EU Retail Investment Strategy: Lobbying Wins, Consumers Lose

EU Retail INvestment Strategy

EU Retail Investment Strategy: Lobbying Wins, Consumers Lose

The European Union has reached a political agreement on its long-awaited Retail Investment Strategy (RIS), a reform package aimed at encouraging retail participation in capital markets and improving consumer protection.

Yet, the final compromise reveals a familiar pattern: the European financial lobby has once again succeeded in neutralising the most effective consumer-protection tools. What remains is a framework heavy on disclosure and procedural checks, but light on structural safeguards. So the framework is critically dependent on European enforcement systems that are already known to be weak.

The core failure: kickbacks survive political scrutiny

From a legal perspective, the decisive failure of the RIS is clear: the EU authorities refused to prohibit inducements (kickbacks) in the retail investment distribution chain.

The European Commission initially explored stronger measures to eliminate conflicts of interest where financial advisers receive remuneration from product manufacturers. That ambition collapsed under pressure from:

  • major financial industry associations,

  • several Member States protecting domestic distribution models,

  • and transatlantic asset-management interests.
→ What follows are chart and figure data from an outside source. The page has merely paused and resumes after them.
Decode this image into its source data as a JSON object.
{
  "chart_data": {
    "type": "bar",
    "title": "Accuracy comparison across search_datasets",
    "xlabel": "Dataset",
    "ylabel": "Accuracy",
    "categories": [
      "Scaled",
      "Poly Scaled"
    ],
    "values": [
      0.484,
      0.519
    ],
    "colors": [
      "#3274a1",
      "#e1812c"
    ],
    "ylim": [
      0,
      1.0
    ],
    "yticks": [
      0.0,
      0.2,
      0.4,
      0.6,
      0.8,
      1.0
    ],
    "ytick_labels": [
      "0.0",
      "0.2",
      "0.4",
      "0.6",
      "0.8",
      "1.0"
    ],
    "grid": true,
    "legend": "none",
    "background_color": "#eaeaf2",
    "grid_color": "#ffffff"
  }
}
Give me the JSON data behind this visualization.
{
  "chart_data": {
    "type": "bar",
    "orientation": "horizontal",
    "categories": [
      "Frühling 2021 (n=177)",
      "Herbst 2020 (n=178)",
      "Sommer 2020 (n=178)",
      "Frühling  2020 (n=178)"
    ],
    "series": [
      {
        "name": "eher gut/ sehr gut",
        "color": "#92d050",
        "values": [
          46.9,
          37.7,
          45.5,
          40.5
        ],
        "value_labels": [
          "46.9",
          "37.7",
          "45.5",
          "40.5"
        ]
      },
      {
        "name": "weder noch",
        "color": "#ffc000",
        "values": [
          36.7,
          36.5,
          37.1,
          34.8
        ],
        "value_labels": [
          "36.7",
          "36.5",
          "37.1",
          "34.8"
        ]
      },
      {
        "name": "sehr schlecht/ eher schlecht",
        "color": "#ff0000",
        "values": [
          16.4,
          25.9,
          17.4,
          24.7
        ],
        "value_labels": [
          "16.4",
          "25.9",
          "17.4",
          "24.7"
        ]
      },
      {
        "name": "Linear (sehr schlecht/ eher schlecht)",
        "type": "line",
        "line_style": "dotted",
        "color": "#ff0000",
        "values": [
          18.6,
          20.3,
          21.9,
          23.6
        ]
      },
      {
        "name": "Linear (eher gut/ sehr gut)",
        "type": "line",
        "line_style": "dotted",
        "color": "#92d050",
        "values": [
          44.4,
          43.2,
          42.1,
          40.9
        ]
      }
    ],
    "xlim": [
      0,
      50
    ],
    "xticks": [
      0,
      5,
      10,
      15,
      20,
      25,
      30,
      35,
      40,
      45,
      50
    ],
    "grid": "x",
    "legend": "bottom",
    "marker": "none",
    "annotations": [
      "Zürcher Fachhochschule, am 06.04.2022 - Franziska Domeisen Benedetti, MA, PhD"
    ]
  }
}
So, the ban on kickbacks was abandoned before the legislative proposal even reached Parliament, demonstrating the pre-emptive power of financial lobbying in EU financial regulation.

Instead, the RIS allows inducements to continue provided firms can claim that:

 

  • a “tangible benefit” exists for the client, and

  • the inducement is disclosed separately.

From a legal standpoint, this approach is deeply flawed:

  • “Tangible benefit” is an open-textured legal concept, easily satisfied through internal documentation.

  • The conflict of interest is not removed, merely administratively justified.

  • The burden of proof is shifted away from firms and regulators, and implicitly onto consumers.

We agree with BEUC’s criticism. BEUC has consistently argued that only a full ban on inducements can ensure genuinely independent advice.

What the Deal Actually Delivers

Based on publicly reported elements of the compromise, the RIS package introduces:

  • adjustments to inducement and disclosure rules rather than a clear ban on conflicted remuneration;

  • product-level “value for money” assessments without hard legal consequences;

  • strengthened suitability and appropriateness language, but largely within existing MiFID logic;

  • further reliance on disclosure as a protective mechanism. 

So the framing of the outcome as a “win for retail investors” contrasts sharply with the substance of the compromises reached. The watered-down version of the Retail Investment Strategy will surely not result in a boost in the EU financial market’s contribution to our overall competitiveness: 

empty promise

Disclosure Without Enforcement Is Not Protection

From a consumer-protection perspective, the RIS continues a long-standing EU pattern: regulatory refinement without enforcement capacity.

Retail investors in Europe are already subject to extensive disclosures, suitability questionnaires and risk warnings. These mechanisms have demonstrably failed to prevent:

 

  • mass mis-selling of complex investment products,

  • structurally overpriced funds and insurance-linked products,

  • conflicts of interest driven by commissions and inducements,

  • systematic under-supervision by national competent authorities.

The RIS does not address the central enforcement gap: rules that exist on paper but are rarely enforced in practice. Without credible supervisory action, additional disclosure obligations merely shift responsibility back to consumers while preserving the existing distribution model.

The Enforcement Gap: Europe’s Unaddressed Problem

In practice, retail investor protection in the EU does not fail because of a lack of rules, but because of:

  • national authorities reluctant to act against large institutions,

  • procedural barriers for collective redress,

  • and no coherent EU‑level liability framework that ensures effective redress for retail investors. 

The RIS does not introduce mechanisms that would materially change this reality. There is no binding obligation on supervisors to act where consumer harm is systemic, nor are there credible consequences for persistent non-compliance.

Conclusion: A Strategy in Name Only

The Retail Investment Strategy, as politically agreed, appears less like a strategic reset and more like a continuation of the status quo. Encouraging retail participation in capital markets without first restoring trust through effective enforcement is fundamentally flawed.

From EFRI’s perspective, meaningful investor protection requires:

 

  • clear liability rules,

  • enforceable standards,

  • and supervisory accountability.

Without these elements, the RIS risks becoming another policy package that looks convincing on paper, while leaving retail investors exposed in practice.